A man of few words, he expressed his views in a soft voice and was brief and to the point. He was pious and observed a strict daily routine including a day of silence on Fridays. He was an early riser, getting up before 5 a.m. every morning. After a shower and a prayer lasting 30 minutes, he would personally open his consulting room often before 6 a.m. to receive his patients. The poor and rich consulted him at the same clinic at the same time. He did not charge a fee and patients would leave whatever they could afford on his table. He knew how difficult it was for the poorer patients to pay a fee. He never knew how much was left on the table by each patient as the money was dropped into a box. It is said that on one occasion when a patient arrived in a rickshaw to see him, he not only saw this patient but also the rickshaw puller who wanted to consult him. After his morning clinic he would attend hospital and return home only at 2 or 3 p.m. for a late lunch. After lunch he would check his mail and go through his British Medical Journal. He would then consult again between 4 and 5 p.m. followed by evening prayers and early dinner at 7 p.m. He would read the evening newspaper before retiring to bed by 9 pm. This practice continued long into his retirement until ill health prevented him from seeing patients in the end.
Dr.Guruswamy mudaliar took a leading role in the formation of The Association of Physicians of India in 1944 and served as its first President. The Association which was formed in Madras was later shifted to Bombay. He was connected to the Medical Council of Madras for a lengthy period of time. He was well known in the city of Madras and held other distinguished positions.
• He was a Director of the Indian Bank, one of the leading banks in India.
• He served as a member of the Senate and Syndicate of the University of Madras.
• He was nominated as a member of the Legislative Council, the upper house of the Government of Madras.
• As President of TTV High School he was a major benefactor contributing land and significant funds to the school. Under his leadership a free school meal service was introduced for poor students and a programme for the improvement of educational standards.
• As President of the Temple Renovation Committee he was responsible for the improvement of the physical fabric of many temples in the region.

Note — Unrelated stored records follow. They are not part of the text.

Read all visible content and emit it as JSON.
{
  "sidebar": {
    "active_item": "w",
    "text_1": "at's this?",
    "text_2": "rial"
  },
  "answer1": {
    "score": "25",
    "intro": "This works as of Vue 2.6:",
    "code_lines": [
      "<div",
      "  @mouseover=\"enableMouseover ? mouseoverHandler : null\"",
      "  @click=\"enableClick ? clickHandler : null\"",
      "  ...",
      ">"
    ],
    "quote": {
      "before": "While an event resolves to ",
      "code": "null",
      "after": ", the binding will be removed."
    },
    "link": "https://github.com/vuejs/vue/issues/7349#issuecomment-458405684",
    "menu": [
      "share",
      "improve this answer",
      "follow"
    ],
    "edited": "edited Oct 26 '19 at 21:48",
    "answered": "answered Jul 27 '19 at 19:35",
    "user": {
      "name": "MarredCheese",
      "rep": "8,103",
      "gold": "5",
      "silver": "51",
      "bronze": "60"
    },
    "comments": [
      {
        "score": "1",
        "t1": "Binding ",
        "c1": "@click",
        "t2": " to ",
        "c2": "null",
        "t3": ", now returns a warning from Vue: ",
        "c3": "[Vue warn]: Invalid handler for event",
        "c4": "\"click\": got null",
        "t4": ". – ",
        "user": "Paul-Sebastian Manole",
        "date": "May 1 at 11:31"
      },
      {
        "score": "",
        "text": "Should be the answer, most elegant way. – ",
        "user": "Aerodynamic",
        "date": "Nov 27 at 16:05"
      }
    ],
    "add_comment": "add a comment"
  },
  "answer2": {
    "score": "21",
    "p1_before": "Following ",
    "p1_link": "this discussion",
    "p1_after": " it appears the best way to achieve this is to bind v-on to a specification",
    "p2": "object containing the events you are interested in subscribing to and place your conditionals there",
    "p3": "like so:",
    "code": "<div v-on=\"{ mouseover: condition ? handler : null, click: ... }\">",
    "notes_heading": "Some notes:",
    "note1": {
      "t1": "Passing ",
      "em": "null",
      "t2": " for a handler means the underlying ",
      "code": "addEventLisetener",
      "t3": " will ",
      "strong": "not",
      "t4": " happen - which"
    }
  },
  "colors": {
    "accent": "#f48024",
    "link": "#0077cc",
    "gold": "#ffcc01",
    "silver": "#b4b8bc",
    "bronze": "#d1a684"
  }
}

He was a deeply religious man and well versed in the ancient Indian language of Sanskrit. As a philanthropist he supported many causes. His significant career progress and his lifetime achievements, despite so many challenges, have been an inspiration to many people. He died in 1958 at the age of 78 leaving two sons, four daughters and many grandchildren. To this day many an old patient of his continues to sing his praise. Examples of ‘miraculous’ cures based on his intuitive diagnoses abound in and around the city of Madras.

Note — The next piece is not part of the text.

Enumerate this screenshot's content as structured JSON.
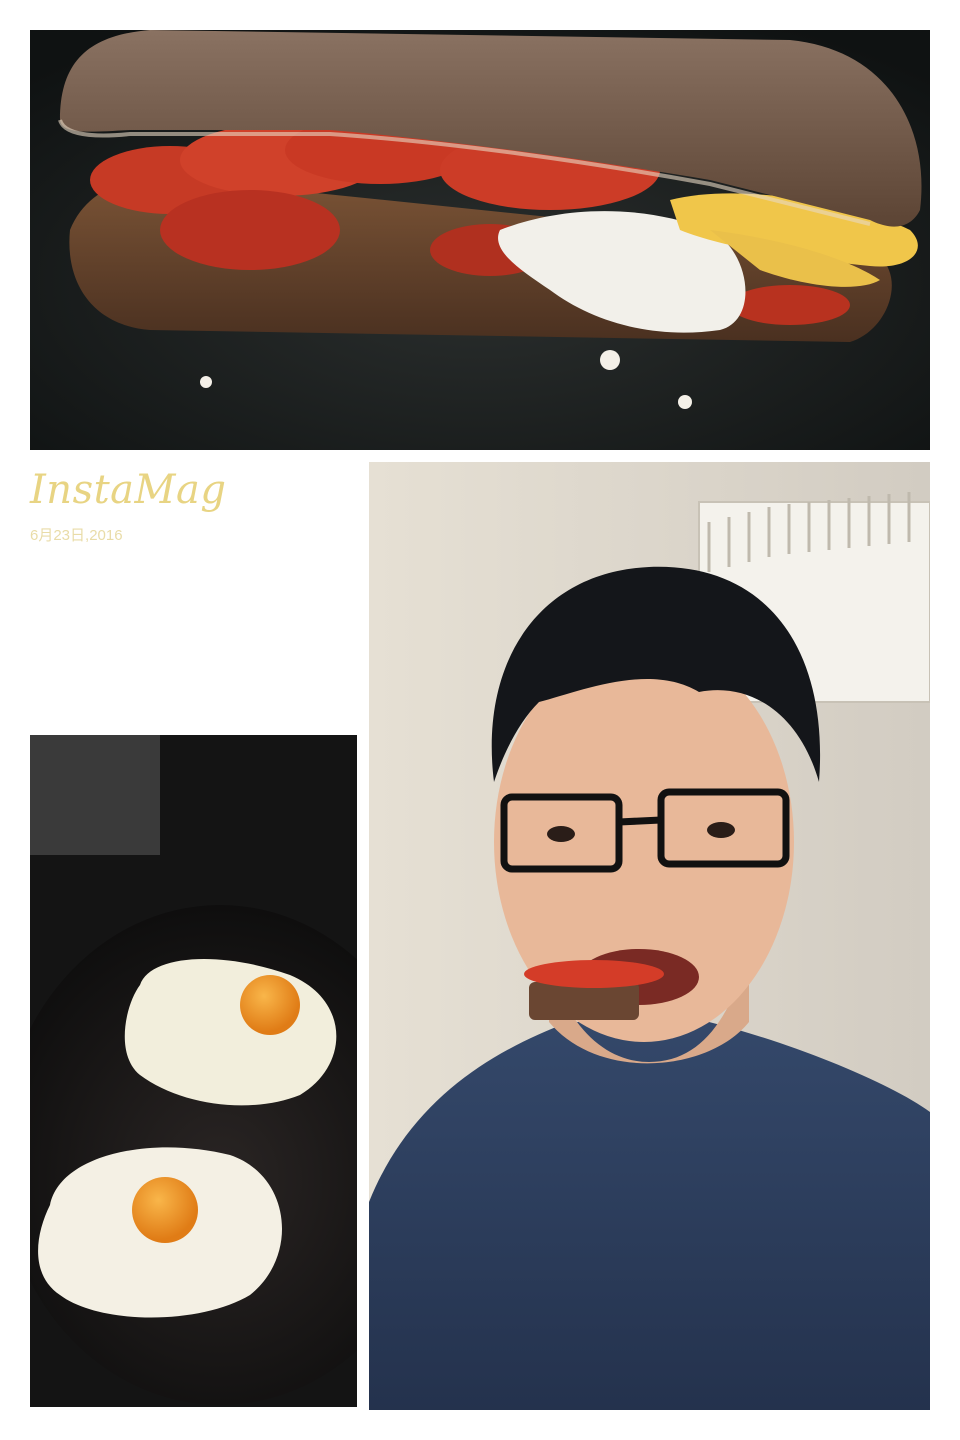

The citizens of Madras have marked their high regard and love for this outstanding physician in many ways. His statue stands at the entrance to the Madras Medical College and his name is borne by the road where he lived. A key road bridge in the city and a block in one of the hospitals where he had worked are also named after him. His philanthropy continues to enable poor students to have access to education and employment to this day.